In carefully selected patients with close (< 2 mm) or focally/minimally involved margins, reexcision may be avoided and satisfactory local control achieved by increasing the radiation dose to the tumour bed to at least 66 Gy. These results only apply to patients older than 40 and would need confirmation in independent series.
对于接受保乳手术治疗的导管原位癌(DCIS)患者,当切缘接近或受累时,建议在放疗前进行再次切除。我们研究了增加额外的放射剂量是否可以替代再次切除。
我们选择了1992年至2002年间接受保乳手术治疗的208例乳腺DCIS女性患者,这些患者的切缘接近(<2mm)(89例)或局部(<1mm)或轻微(1 - 15mm)受累(119例)。61例患者(29%)在放疗前接受了再次切除,147例患者(71%)接受了加量乳腺照射,未进行再次切除。

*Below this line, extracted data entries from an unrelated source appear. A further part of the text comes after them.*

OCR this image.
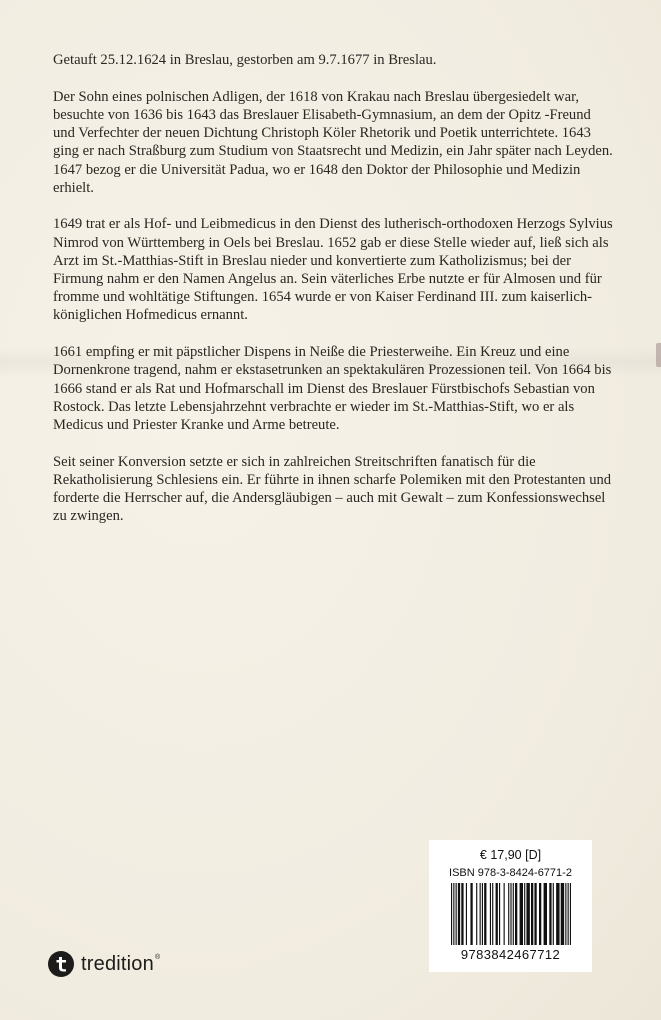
Getauft 25.12.1624 in Breslau, gestorben am 9.7.1677 in Breslau.

Der Sohn eines polnischen Adligen, der 1618 von Krakau nach Breslau übergesiedelt war, besuchte von 1636 bis 1643 das Breslauer Elisabeth-Gymnasium, an dem der Opitz -Freund und Verfechter der neuen Dichtung Christoph Köler Rhetorik und Poetik unterrichtete. 1643 ging er nach Straßburg zum Studium von Staatsrecht und Medizin, ein Jahr später nach Leyden. 1647 bezog er die Universität Padua, wo er 1648 den Doktor der Philosophie und Medizin erhielt.

1649 trat er als Hof- und Leibmedicus in den Dienst des lutherisch-orthodoxen Herzogs Sylvius Nimrod von Württemberg in Oels bei Breslau. 1652 gab er diese Stelle wieder auf, ließ sich als Arzt im St.-Matthias-Stift in Breslau nieder und konvertierte zum Katholizismus; bei der Firmung nahm er den Namen Angelus an. Sein väterliches Erbe nutzte er für Almosen und für fromme und wohltätige Stiftungen. 1654 wurde er von Kaiser Ferdinand III. zum kaiserlich-königlichen Hofmedicus ernannt.

1661 empfing er mit päpstlicher Dispens in Neiße die Priesterweihe. Ein Kreuz und eine Dornenkrone tragend, nahm er ekstasetrunken an spektakulären Prozessionen teil. Von 1664 bis 1666 stand er als Rat und Hofmarschall im Dienst des Breslauer Fürstbischofs Sebastian von Rostock. Das letzte Lebensjahrzehnt verbrachte er wieder im St.-Matthias-Stift, wo er als Medicus und Priester Kranke und Arme betreute.

Seit seiner Konversion setzte er sich in zahlreichen Streitschriften fanatisch für die Rekatholisierung Schlesiens ein. Er führte in ihnen scharfe Polemiken mit den Protestanten und forderte die Herrscher auf, die Andersgläubigen – auch mit Gewalt – zum Konfessionswechsel zu zwingen.

€ 17,90 [D]
ISBN 978-3-8424-6771-2
9783842467712
tredition®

中位随访时间为89个月。中位年龄为53岁,7例患者年龄小于41岁。未进行再次切除组的受累切缘发生率低于再次切除组(50%对74%,p = 0.0019)。所有其他临床和组织学特征具有可比性。全乳中位放射剂量为50Gy。肿瘤床的中位总剂量分别为67Gy(范围45 - 77)和60Gy(范围46 - 74)(p < 0.0001)。在61例接受再次切除的患者中,56%有残留DCIS,6%有浸润性癌。6例因切缘持续受累接受了乳房切除术。未进行再次切除和进行再次切除的患者7年局部区域失败率分别为9.3%和9.6%(无统计学差异)。调整切缘状态后未观察到差异。
在精心选择的切缘接近(<2mm)或局部/轻微受累的患者中,可以避免再次切除,通过将肿瘤床的放射剂量增加至至少66Gy可实现满意的局部控制。这些结果仅适用于年龄大于40岁的患者,需要在独立系列研究中得到证实。